Spike looked at him, blank again. Like he couldn’t quite process the question.
“Right, then. Rest, and, er, get well soon.”
Tara and Dawn were waiting outside the room. Dawn was holding a set of pompoms, and Tara was wearing a headband with two sparkly stars standing out on wobbling springs. “Is he ready for us?” Dawn asked Giles.
Giles adjusted his glasses. “I can’t imagine that he ever would be.”
“Ignore him, Dawnie,” Willow said, shooting Giles a quick glare. “Spike’s going to love it.”
When the door to Spike’s room shut behind Dawn and Tara, Giles turned away to avoid watching the spectacle through the window. “Spike’s going to love it?” he repeated mildly.
Willow was gazing back through the window like Lot’s wife on the road out of Sodom. Finally she shook herself and turned away. “Well, when he looks back on this, he’ll probably think it was a hallucination. Want some coffee?”
Giles eyed the vending machine Willow was indicating. “No thank you. I prefer my coffee to originate from coffee beans.”
Willow shrugged and served herself. Once she had the little Styrofoam cup in hand, she said to Giles, “I’ve been wanting to talk to you about something.”
She seemed a little nervous suddenly, and a little excited. “I think I have a solution for the problem we’ve been having since, well, since we lost Spike.”
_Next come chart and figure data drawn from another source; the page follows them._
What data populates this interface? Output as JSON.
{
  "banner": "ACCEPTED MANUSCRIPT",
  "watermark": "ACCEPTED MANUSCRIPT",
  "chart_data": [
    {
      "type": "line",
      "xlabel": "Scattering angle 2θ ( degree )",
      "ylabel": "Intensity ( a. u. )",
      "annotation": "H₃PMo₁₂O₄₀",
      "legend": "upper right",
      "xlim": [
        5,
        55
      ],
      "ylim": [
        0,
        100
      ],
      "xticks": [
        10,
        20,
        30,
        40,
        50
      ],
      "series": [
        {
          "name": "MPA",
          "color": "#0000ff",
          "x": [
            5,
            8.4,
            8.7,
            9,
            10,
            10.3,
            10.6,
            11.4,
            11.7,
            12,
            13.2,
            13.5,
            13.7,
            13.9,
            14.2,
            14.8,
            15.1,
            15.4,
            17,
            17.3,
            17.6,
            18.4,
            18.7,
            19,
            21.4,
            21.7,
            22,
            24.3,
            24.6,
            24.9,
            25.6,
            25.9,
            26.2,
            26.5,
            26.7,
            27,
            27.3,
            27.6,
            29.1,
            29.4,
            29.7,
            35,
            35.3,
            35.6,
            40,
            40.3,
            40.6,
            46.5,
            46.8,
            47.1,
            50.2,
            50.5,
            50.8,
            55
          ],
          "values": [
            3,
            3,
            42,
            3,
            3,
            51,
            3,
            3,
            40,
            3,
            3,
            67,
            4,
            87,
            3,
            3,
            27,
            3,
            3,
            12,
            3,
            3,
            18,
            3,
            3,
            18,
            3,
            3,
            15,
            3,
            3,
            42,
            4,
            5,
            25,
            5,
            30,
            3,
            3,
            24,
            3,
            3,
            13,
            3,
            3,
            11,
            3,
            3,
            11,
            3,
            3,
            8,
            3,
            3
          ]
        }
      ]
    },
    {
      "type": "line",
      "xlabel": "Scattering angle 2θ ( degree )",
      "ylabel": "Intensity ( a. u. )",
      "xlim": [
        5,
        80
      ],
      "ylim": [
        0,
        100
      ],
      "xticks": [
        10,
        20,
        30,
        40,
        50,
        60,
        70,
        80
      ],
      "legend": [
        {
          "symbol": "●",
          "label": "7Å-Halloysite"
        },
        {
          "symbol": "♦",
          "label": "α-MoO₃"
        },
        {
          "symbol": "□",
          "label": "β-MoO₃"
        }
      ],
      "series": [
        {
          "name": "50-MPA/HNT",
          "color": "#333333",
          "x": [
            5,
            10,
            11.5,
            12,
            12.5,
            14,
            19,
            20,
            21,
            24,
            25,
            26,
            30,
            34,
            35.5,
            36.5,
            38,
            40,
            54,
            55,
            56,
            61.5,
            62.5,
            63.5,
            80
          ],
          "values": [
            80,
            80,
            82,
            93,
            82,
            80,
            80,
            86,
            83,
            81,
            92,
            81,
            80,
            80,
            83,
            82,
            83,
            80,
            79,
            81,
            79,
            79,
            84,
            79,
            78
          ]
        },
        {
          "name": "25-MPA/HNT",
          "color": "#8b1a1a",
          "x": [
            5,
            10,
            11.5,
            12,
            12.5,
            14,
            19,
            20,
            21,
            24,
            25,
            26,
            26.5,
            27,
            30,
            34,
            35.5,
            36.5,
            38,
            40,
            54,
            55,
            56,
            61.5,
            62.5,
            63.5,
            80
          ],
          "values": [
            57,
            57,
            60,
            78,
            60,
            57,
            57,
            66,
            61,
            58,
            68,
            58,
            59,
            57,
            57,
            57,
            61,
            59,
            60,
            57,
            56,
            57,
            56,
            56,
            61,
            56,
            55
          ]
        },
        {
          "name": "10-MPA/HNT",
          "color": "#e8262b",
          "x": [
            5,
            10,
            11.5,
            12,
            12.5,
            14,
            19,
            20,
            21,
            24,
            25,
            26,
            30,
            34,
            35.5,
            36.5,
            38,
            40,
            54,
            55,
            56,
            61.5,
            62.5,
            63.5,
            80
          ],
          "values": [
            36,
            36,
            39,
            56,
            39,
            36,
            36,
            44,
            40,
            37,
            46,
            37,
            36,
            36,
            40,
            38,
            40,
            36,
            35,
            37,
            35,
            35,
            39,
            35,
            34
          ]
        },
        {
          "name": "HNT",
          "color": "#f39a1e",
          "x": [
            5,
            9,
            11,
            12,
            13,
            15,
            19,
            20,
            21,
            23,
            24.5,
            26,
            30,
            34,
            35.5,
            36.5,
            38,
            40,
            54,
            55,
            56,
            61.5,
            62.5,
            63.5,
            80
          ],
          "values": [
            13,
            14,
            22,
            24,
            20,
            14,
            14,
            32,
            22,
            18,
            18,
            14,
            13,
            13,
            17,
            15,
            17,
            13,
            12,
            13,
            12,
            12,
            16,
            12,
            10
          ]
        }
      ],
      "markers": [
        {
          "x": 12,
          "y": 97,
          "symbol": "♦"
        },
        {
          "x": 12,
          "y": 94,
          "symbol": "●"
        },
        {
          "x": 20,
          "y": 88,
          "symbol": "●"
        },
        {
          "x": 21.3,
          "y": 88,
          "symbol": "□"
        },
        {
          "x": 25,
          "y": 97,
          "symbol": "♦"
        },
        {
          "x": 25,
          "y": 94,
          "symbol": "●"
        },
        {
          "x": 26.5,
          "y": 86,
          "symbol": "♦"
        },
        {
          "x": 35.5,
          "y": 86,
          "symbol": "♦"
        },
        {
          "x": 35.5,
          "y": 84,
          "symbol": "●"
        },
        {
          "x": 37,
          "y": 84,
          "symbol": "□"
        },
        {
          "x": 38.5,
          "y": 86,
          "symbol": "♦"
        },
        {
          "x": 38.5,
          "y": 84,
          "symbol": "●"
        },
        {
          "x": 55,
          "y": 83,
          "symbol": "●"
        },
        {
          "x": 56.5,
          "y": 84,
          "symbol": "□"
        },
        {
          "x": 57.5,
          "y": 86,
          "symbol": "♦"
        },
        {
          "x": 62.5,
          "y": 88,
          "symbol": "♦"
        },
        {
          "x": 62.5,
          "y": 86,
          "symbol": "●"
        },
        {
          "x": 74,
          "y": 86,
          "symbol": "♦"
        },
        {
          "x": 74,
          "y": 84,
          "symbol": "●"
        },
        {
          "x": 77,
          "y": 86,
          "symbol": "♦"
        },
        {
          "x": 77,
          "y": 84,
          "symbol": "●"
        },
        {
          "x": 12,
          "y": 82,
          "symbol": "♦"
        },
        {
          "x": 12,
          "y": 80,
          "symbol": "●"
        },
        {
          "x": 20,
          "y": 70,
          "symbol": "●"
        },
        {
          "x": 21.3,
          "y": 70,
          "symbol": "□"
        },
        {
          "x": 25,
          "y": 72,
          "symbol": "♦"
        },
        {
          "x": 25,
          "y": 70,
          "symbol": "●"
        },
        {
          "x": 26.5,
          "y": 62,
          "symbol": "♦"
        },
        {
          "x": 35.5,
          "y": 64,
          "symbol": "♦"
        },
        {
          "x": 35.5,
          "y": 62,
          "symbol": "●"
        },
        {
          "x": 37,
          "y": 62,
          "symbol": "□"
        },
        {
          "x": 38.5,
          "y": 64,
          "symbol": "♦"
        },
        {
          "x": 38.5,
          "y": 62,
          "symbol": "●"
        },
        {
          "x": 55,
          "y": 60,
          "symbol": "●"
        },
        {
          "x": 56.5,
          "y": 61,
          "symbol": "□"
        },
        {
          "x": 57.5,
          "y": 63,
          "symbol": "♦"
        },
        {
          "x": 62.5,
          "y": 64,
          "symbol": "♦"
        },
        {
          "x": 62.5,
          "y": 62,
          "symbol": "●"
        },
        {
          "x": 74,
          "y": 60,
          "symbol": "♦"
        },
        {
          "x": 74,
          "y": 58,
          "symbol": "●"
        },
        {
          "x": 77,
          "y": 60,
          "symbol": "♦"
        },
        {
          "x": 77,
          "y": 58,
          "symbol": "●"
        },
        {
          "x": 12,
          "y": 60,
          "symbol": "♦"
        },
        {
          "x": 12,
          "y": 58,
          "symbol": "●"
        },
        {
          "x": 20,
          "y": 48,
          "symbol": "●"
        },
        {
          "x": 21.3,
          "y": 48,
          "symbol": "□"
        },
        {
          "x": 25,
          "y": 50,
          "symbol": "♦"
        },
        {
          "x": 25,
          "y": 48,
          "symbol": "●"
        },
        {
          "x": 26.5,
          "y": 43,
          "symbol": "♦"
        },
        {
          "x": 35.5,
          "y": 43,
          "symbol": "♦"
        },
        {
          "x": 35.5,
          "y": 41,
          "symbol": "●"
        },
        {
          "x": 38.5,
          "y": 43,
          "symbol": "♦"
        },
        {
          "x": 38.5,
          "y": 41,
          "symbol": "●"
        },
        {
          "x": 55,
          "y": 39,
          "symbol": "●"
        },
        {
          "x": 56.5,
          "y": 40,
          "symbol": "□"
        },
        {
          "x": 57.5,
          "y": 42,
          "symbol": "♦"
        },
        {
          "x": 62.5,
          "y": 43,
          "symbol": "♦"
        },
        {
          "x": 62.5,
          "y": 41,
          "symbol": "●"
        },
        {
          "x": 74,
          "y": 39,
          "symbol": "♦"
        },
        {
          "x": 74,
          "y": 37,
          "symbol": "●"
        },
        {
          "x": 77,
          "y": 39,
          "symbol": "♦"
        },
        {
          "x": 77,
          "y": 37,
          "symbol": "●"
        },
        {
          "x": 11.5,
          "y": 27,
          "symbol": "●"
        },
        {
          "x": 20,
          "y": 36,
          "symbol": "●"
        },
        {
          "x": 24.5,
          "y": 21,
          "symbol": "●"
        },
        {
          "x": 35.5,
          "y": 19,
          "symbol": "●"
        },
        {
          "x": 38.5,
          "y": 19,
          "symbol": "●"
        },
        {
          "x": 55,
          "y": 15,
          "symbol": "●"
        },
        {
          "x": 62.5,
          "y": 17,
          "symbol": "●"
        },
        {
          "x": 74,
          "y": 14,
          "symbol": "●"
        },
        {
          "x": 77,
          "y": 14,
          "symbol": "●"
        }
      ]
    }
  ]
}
“Yes?” Giles said, cautiously.
Willow lowered her voice. “I’m pretty sure I can repair the Buff—um, the Bot.”
Giles felt a sudden need to clean his glasses. “Oh. That is ... an interesting idea.”
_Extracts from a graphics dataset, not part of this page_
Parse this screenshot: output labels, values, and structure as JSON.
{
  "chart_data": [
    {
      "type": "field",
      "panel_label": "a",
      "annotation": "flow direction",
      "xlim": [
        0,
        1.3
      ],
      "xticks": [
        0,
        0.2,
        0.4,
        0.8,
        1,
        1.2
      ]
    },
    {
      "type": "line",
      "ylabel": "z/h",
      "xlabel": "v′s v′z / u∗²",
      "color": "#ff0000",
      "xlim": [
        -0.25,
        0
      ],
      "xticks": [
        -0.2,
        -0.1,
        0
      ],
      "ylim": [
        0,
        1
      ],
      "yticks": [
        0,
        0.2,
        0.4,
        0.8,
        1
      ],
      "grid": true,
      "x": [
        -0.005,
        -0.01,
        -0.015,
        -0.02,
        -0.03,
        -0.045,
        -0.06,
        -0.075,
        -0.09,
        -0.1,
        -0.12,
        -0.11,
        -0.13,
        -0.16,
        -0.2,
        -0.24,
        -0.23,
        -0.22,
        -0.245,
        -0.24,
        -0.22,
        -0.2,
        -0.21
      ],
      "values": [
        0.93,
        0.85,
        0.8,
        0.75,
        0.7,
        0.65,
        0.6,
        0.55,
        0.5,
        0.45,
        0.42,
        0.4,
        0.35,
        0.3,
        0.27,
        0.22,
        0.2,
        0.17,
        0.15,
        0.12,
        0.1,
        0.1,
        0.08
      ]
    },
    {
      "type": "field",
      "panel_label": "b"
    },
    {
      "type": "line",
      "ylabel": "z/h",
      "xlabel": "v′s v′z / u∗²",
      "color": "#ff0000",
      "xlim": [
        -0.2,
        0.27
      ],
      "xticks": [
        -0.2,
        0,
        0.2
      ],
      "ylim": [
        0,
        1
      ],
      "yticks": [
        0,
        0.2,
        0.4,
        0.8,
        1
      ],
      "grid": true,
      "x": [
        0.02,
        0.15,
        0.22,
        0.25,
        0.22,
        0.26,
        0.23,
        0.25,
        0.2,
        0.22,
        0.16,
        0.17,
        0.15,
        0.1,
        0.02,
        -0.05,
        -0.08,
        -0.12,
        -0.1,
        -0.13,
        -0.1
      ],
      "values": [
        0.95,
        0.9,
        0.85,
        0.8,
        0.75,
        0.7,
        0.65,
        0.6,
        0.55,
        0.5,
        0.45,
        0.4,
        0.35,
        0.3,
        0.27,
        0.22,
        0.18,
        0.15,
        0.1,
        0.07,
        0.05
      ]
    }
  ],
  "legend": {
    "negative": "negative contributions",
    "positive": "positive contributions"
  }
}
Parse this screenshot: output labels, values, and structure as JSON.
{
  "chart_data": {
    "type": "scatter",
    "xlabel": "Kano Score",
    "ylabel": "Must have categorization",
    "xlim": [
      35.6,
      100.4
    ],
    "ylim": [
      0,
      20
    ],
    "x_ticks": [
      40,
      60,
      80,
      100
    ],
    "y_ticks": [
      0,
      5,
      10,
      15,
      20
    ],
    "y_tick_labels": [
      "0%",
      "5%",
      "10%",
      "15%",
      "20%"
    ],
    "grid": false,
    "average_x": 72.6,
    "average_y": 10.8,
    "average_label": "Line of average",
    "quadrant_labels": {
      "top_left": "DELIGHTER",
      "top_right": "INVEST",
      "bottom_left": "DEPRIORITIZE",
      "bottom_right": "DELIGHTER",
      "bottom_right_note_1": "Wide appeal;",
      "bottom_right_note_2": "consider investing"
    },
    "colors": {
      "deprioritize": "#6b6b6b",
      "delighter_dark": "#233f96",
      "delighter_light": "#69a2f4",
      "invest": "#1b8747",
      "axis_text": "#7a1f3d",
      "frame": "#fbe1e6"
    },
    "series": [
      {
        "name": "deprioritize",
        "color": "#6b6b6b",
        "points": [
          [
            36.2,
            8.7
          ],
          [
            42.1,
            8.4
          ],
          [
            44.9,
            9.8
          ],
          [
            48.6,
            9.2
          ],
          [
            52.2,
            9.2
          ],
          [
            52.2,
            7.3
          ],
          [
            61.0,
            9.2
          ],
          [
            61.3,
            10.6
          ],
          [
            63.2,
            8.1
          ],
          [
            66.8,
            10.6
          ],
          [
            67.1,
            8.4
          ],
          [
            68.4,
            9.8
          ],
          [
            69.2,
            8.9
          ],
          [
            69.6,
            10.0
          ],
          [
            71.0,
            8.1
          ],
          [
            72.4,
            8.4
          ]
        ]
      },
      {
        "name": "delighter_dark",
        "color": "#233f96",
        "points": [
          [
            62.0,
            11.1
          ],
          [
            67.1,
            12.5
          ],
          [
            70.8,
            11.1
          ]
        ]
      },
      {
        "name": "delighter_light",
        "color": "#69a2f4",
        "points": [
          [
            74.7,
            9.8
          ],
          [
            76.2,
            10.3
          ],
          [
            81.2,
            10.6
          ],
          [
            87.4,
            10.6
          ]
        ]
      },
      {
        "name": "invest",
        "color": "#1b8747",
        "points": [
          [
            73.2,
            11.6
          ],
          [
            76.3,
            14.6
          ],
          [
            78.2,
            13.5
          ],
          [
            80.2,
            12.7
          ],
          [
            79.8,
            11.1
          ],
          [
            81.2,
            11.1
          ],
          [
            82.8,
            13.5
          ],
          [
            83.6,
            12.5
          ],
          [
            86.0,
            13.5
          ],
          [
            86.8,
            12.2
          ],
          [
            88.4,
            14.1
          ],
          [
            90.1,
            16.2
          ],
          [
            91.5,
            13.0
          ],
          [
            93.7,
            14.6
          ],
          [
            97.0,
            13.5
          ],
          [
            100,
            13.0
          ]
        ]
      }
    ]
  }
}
“She had slaying built into her original programming,” Willow went on, clearly eager to sell the idea. “It wouldn’t take much work to get her to patrol with us. She’s stronger than a vampire, you know, and, well, we could really use that.” She gave Giles an anxious glance, looking for his reaction. “I’d change the way she looks, of course. The hair will be easy, and I think I can alter the facial structure...”
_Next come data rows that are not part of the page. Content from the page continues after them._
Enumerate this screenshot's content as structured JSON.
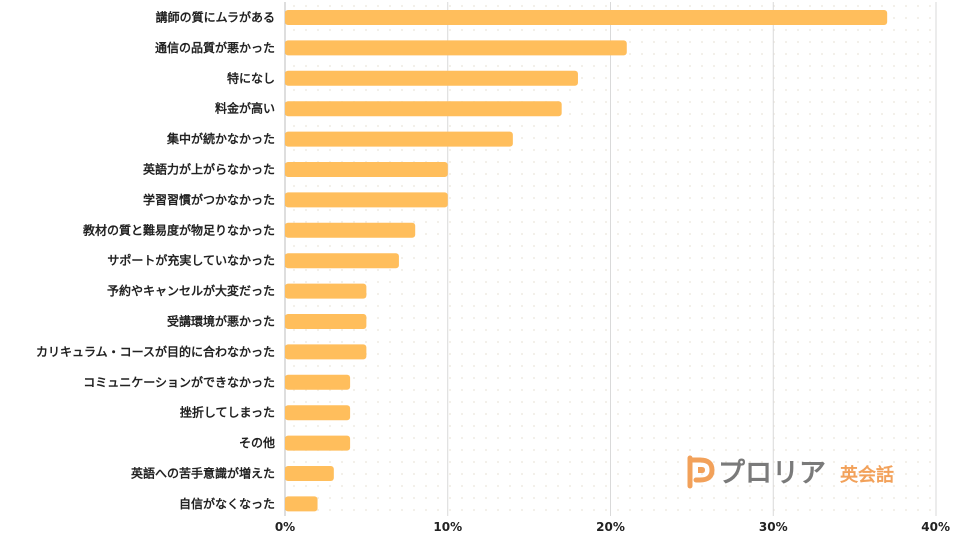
{
  "chart_data": {
    "type": "bar",
    "orientation": "horizontal",
    "categories": [
      "講師の質にムラがある",
      "通信の品質が悪かった",
      "特になし",
      "料金が高い",
      "集中が続かなかった",
      "英語力が上がらなかった",
      "学習習慣がつかなかった",
      "教材の質と難易度が物足りなかった",
      "サポートが充実していなかった",
      "予約やキャンセルが大変だった",
      "受講環境が悪かった",
      "カリキュラム・コースが目的に合わなかった",
      "コミュニケーションができなかった",
      "挫折してしまった",
      "その他",
      "英語への苦手意識が増えた",
      "自信がなくなった"
    ],
    "values": [
      37,
      21,
      18,
      17,
      14,
      10,
      10,
      8,
      7,
      5,
      5,
      5,
      4,
      4,
      4,
      3,
      2
    ],
    "xlim": [
      0,
      40
    ],
    "x_ticks": [
      0,
      10,
      20,
      30,
      40
    ],
    "x_tick_labels": [
      "0%",
      "10%",
      "20%",
      "30%",
      "40%"
    ],
    "grid": "vertical",
    "bar_color": "#FFBE5C",
    "grid_color": "#D9D9D9",
    "background_dot_color": "#F2EFE8"
  },
  "watermark": {
    "brand": "プロリア",
    "sub": "英会話",
    "brand_color": "#7A7A7A",
    "sub_color": "#F2A15A",
    "icon_color": "#F2A15A",
    "icon": "proria-p-logo-icon"
  }
}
“No,” Giles interrupted her.
Willow looked a bit desperate at that. “I know it’s creepy, but we really, really need the help.”
“No, I meant—it’s a brilliant idea. But I don’t think we should alter her appearance.”
“Oh.” Willow frowned at him over her coffee, like she was wondering if he’d lost his mind. “Back to what I was saying about the creepy?”
Giles drew her over into the corner by the vending machine, so that he could be absolutely certain no one was listening in. “The story we’ve put around about Buffy being away on holiday won’t hold up forever,” he pointed out softly. “Once the demon population realizes that Sunnydale is no longer protected by a Slayer, I fear that we will become a most appealing target.”
“You think we can make them all believe the Bot is her?”
Giles cleared his throat. “It did, as I recall, manage to fool you.”
Spots of color rose in Willow’s cheeks. “Right. Okay then. We have a plan.”